Kedelai Impor Mahal, Kedelai Lokal Sepi Peminat.

Kepala Balai Pemulia Kedelai Muchlish Adie saat menunjukkan benih kedelai varietas baru di Balai Penelitian Tanaman Kacang-kacangan dan Umbi-umbian (BALITKABI) Kendalpayak, Malang, Jawa Timur, Jumat 27 Juli 2012. Varietas baru tersebut adalah persilangan kedelai jenis Davros dengan plasma nutfah 2984 yang diberi nama Kedelai Toleran Kekeringan dan diperkirakan akan dipasarkan akhir tahun 2012. TEMPO/Aris Novia Hidayat
TEMPO.CO, Jakarta - Mahalnya harga kedelai impor akibat melemahnya nilai tukar rupiah terhadap dolar Amerika, tidak membuat permintaan kedelai lokal melonjak. Padahal harga kedelai lokal dibanderol lebih murah.

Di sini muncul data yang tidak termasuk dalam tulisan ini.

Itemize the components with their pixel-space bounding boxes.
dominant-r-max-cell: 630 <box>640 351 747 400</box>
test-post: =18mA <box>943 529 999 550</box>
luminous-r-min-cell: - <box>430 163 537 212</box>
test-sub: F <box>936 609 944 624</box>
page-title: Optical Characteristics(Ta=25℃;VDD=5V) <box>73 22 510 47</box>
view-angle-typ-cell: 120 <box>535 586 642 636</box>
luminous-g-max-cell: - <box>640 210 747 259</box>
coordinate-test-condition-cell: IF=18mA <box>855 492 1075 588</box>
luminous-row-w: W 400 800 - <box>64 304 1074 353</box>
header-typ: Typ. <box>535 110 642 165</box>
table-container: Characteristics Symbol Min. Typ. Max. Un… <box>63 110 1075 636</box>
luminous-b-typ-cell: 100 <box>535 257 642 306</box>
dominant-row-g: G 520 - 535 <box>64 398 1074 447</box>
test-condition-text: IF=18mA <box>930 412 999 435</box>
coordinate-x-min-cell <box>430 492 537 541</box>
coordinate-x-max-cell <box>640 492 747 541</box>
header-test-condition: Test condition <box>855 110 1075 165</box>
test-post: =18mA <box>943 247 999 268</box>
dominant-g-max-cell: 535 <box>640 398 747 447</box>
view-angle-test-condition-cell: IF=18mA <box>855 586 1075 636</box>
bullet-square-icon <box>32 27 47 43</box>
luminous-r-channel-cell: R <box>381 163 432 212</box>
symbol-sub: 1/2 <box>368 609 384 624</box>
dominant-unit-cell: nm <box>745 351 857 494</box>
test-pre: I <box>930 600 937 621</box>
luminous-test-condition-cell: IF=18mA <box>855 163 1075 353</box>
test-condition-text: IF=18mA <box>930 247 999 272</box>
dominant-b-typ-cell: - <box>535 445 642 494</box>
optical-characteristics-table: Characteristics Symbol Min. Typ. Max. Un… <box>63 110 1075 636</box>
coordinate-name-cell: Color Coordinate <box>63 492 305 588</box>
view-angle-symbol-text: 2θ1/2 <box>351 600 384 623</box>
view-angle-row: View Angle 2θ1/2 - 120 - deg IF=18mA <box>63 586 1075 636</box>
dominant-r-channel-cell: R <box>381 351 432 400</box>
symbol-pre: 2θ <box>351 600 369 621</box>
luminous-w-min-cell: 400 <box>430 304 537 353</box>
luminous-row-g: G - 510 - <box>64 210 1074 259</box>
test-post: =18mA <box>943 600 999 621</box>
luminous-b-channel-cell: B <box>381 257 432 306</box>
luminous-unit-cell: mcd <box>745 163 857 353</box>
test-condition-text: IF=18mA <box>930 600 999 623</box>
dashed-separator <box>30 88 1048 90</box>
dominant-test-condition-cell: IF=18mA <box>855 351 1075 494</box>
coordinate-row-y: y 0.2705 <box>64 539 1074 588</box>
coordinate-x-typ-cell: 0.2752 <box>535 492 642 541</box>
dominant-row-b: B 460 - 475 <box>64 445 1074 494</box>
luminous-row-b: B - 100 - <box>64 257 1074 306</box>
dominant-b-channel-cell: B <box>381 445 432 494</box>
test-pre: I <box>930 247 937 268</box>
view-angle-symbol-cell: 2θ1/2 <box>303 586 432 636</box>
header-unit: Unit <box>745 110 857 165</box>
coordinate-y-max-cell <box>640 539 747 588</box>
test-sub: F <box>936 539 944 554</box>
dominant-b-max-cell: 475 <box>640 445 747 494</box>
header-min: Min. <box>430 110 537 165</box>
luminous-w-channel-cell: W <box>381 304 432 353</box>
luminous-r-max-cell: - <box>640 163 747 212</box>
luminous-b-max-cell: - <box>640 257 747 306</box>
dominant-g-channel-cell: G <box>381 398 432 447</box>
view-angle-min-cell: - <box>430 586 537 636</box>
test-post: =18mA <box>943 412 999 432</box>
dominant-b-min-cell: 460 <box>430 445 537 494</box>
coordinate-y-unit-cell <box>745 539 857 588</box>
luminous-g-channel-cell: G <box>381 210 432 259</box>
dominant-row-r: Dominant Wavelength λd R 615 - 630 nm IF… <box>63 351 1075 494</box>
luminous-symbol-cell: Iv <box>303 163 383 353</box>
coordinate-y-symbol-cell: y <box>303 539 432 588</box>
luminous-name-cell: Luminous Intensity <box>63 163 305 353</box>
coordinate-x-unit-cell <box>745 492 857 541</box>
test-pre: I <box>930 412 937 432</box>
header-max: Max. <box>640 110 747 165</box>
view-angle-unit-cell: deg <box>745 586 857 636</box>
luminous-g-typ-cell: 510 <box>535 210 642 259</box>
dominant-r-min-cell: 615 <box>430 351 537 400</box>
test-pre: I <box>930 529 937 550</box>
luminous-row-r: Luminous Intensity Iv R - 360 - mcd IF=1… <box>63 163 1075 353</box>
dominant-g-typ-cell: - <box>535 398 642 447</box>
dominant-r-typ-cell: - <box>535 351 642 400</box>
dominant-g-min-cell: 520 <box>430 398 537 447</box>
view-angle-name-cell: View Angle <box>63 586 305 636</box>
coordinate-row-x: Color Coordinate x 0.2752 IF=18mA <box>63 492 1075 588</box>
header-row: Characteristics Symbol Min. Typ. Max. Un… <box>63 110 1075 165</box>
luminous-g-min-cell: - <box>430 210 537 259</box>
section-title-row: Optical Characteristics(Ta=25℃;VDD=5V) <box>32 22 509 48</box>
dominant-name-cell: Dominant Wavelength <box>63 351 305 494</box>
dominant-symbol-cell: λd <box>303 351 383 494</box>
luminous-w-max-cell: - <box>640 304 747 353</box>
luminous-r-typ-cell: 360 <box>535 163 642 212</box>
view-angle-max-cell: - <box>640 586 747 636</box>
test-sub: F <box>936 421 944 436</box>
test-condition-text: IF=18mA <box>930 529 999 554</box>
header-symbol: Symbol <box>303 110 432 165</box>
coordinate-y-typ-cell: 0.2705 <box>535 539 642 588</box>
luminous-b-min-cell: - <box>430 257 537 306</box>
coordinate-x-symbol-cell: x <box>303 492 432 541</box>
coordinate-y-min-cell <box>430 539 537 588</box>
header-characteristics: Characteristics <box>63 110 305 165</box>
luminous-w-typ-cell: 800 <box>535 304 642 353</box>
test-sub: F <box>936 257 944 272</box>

Misalnya di distributor kelas menengah di Pasar Legi, Surakarta, Jawa Tengah, harga kedelai lokal dibanderol Rp 6.600 per kilogram lebih murah dibandingkan kedelai impor yang dipatok Rp 7.900.

Sofi, pegawai di distributor Dele Mas, mengatakan alasan produsen tahu dan tempe enggan membeli kedelai lokal karena komoditas ini sulit diolah. "Prosesnya lebih lama," katanya saat ditemui Tempo, Senin, 22 September 2014. (Baca: Rupiah Melemah, Harga Tahu Tempe Terancam Naik)

Saat ini, mayoritas petani tengah panen raya di berbagai sentra penanaman kedelai membuat pasokan kedelai lokal membanjiri pasaran. Namun minat produsen tahu dan tempe membeli kedelai lokal tergolong rendah. Lesunya permintaan membuat pedagang kedelai tidak menyediakan kedelai lokal dalam jumlah besar.

Seorang distributor kedelai di Pasar Legi, Surakarta, Santoso mengatakan mengambil kedelai lokal dari Ngawi dan Madiun, Jawa Timur. Menurut dia, kedelai lokal masih dibutuhkan produsen tahun dan tempe sebagai campuran dengan kedelai impor. Komposisinya 1:5 untuk kedelai impor. Santoso menilai dari segi kualitas kedelai impor lebih banyak kotorannya. "Bercampur kerikil dan tanah liat," katanya.